4).単身治療群とカップル治療群の治癒率の比較

 罹病期間が<一年以上>のもの、また患者の<性交経験なし>のものという、予後が不良と推測される特徴を有すものではカップル治療群の治癒率が有意に高かった。理由として、カップル治療群が単身治療群と比較し異なる二つの側面から考察する必要があろう。第一にはカップル治療群は、カップルでの受診者が治療対象となっている点であり、第二にはカップル治療群はカップル治療を行う点である。第一の可能性はカップル治療群において受診するパートナーの方がより安定し協力的であり、この事が治癒率を高めていることであり、第二の可能性はカップル治療は単身治療にない幾つかの治療要素を持ち、これらの治療要素が治療効果を高めることである。

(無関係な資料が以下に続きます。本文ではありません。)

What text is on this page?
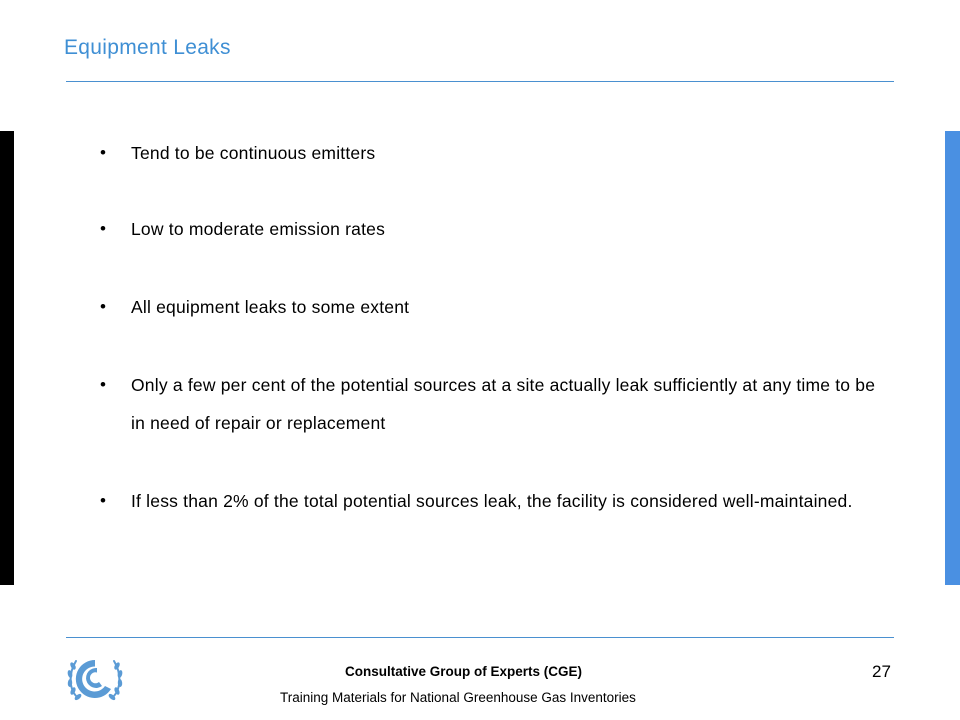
Equipment Leaks
• Tend to be continuous emitters
• Low to moderate emission rates
• All equipment leaks to some extent
• Only a few per cent of the potential sources at a site actually leak sufficiently at any time to be in need of repair or replacement
• If less than 2% of the total potential sources leak, the facility is considered well-maintained.
Consultative Group of Experts (CGE)
Training Materials for National Greenhouse Gas Inventories
27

今後は、この二つの可能性それぞれを検討する必要があろう。

審査要旨

 心因性勃起障害の治療はMasters&Johnsonの心因性勃起障害に対する治療原則である「治療は夫婦一緒に」が従来、原則的に守られてきた。しかしこの治療原則は、Masters&Johnsonの治療上の信念でもあり、また患者によって単身で受診するものとカップルで受診する者がいるということから来る方法上の困難さもあり、統計的検討が行われたことがなかった。そこで本研究ではこの治療原則の有用性を統計的に明らかにすることとし、方法上の問題を解決すべく、心因性勃起障害76名を単身治療群40名、カップル治療群36名に分け両群の臨床的特徴を比較し、臨床的特徴の治癒率に与える影響を考慮した上で、両群の治癒率の比較を行ったものであり、下記の結果を得ている。

 1.単身治療群はカップル治療群と比較し有意に、二者の間柄として<夫婦外>が多く<夫婦子なし>が少なく、<患者の性交経験あり>および<パートナーの性交経験あり>が多く、罹病期間および性的パートナー関係の期間は<一年未満>が多かった。

 2.臨床的特徴の違いにより治癒率に有意差が認められたものとしては罹病期間があり、<一年未満>の治癒率は72.7%、<一年以上>の治癒率は41.9%であった。

 3.患者全体では、単身治療群の治癒率は47.5%、カップル治療群の治癒率は63.9%で両群間に有意差は認められなかった。患者の<性交経験なし>のものでは、単身治療群の治癒率は18.2%、カップル治療群の治癒率は66.7%で、有意にカップル治療群の治癒率が高かった。罹病期間が<一年以上>のものでは、単身治療群の治癒率は13.3%、カップル治療群の治癒率は57.1%で、有意にカップル治療群の治癒率が高かった。

 以上、本論文は心因性勃起障害治療において、従来は統計的検討のなされていない治療上の信念にすぎなかったMasters&Johnsonの治療原則である「治療は夫婦一緒に」に対し、単身治療群とカップル治療群の比較によって、その両群の臨床的特徴の違いを明らかにし、その臨床的特徴を考慮した場合に、カップル治療群の単身治療群と比較しての治癒率の高さ、すなわち「治療は夫婦一緒に」の有用性を統計的に明らかにした。本研究はより有効な心因性勃起障害の治療方法の解明に重要な貢献をなすと考えられ、学位の授与に値するものと思われる。